Hensoldt Optronics – stark im Rüstungsgeschäft
Bei Hensoldt Optronics in Oberkochen auf der Ostalb wurden in den vergangenen Jahren nach den Angaben eines Sprechers ebenfalls neue Stellen geschaffen. Inzwischen sind dort sowie an zwei Standorten in Aalen 800 Beschäftigte tätig. Weitere Einstellungen seien geplant. Der Wettbewerb um Fachkräfte sei allerdings hart. Zum Umsatz des Konzerns mit Hauptsitz in Taufkirchen von 1,85 Milliarden habe der Bereich Optronics wesentlich beigetragen. In diesem werden etwa Nachtsichtgeräte, Sehrohre oder Wärmebildsysteme hergestellt. Für 2024 rechnet das Unternehmen mit weiterem Wachstum. Dazu würden Aufrüstungsprogramme der Nato und die Nachfrage wegen des Kriegs in der Ukraine beitragen. Auch Aufträge aus der Halbleiterindustrie brächten Impulse.

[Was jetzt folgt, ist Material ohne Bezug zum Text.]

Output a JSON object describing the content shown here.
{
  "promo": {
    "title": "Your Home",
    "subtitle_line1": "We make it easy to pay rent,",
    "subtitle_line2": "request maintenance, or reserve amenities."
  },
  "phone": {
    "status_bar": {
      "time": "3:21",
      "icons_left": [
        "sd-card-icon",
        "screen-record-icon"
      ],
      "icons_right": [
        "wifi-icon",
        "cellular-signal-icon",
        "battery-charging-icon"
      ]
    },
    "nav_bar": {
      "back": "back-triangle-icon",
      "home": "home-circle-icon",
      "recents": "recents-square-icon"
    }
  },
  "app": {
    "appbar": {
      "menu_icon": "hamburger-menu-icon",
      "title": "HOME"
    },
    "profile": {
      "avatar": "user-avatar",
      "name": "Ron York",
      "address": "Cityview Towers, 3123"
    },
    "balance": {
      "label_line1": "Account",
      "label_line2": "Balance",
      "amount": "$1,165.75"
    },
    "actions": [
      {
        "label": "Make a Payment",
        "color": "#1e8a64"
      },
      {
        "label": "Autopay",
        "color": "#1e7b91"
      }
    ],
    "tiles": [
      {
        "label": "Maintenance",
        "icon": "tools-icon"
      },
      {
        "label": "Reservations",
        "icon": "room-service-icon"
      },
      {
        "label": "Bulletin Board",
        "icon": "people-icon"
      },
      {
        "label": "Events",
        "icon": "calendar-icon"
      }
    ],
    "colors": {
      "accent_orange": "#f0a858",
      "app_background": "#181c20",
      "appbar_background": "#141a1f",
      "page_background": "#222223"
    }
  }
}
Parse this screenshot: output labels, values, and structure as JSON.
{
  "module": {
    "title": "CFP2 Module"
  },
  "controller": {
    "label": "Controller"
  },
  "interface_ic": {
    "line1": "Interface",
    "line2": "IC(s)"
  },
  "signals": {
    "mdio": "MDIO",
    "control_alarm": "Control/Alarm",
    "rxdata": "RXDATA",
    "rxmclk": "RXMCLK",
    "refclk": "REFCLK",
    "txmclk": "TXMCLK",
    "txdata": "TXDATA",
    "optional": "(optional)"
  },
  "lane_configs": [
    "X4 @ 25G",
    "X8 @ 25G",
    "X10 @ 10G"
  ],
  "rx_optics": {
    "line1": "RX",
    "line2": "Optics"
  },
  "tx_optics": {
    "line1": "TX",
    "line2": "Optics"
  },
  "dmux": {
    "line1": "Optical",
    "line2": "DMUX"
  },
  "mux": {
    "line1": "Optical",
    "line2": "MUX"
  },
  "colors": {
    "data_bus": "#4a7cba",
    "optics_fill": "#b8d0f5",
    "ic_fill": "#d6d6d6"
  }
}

Johann Maier – ein Mittelständler mischt mit
Ein typischer Mittelständler ist die Firma Johann Maier aus Stuttgart. Der Hersteller von Spezialschrauben beschäftigt aktuell 145 Mitarbeiter und plant für 2024 einen Umsatz von 23 Millionen Euro, etwas mehr als im vergangenen Jahr. Die Hälfte des Umsatzes wird mit der Luft- und Raumfahrtindustrie erzielt. Allerdings: „Der Beschaffungsmarkt ist stark angespannt“, sagt Geschäftsführer Florian Maier – weil die Luftfahrtbranche wieder wächst, auch wegen Lieferungen an das Militär. Zudem seien Lieferzeiten und Preise gestiegen.
HyImpulse – Raketen für mehr als einen Start
HyImpulse, ein Start-up aus Neuenstadt am Kocher bei Heilbronn, hat es geschafft: Anfang Mai schoss das Unternehmen von einem Standort in Südaustralien nicht nur eine zwölf Meter hohe Rakete in den Himmel – es gelang auch, diese an einem Fallschirm wieder unversehrt auf die Erde zurückzubringen. HyImpulse setzt auf Raketen, die kleinere Satelliten in den Weltraum transportieren können. Für die Testrakete waren zunächst nur 60 Kilometer Höhe geplant, später sollen einmal bis zu 500 Kilometer erreicht werden. Das 2018 gegründete Start-up benutzt einen besonderen Brennstoff: Paraffin, also Kerzenwachs. Dieser sei wesentlich preisgünstiger als andere Brennstoffe. Dadurch könnten die Transportkosten für die Nutzlast deutlich reduziert werden. Finanziert wird das Unternehmen durch einen Investor, aber auch die Gründer sind mit von der Partie. Beschäftigt werden 65 Mitarbeiter. In den Büchern stehen Aufträge in Höhe von 100 Millionen Euro, wichtige Kunden sind Betreiber von Kommunikationssatelliten. Der erste nennenswerte Umsatz soll 2026 entstehen. „Von 2032 an rechnen wir mit einem Jahresumsatz von 700 Millionen Euro“, meint Geschäftsführer und Mitgründer Christian Schmierer.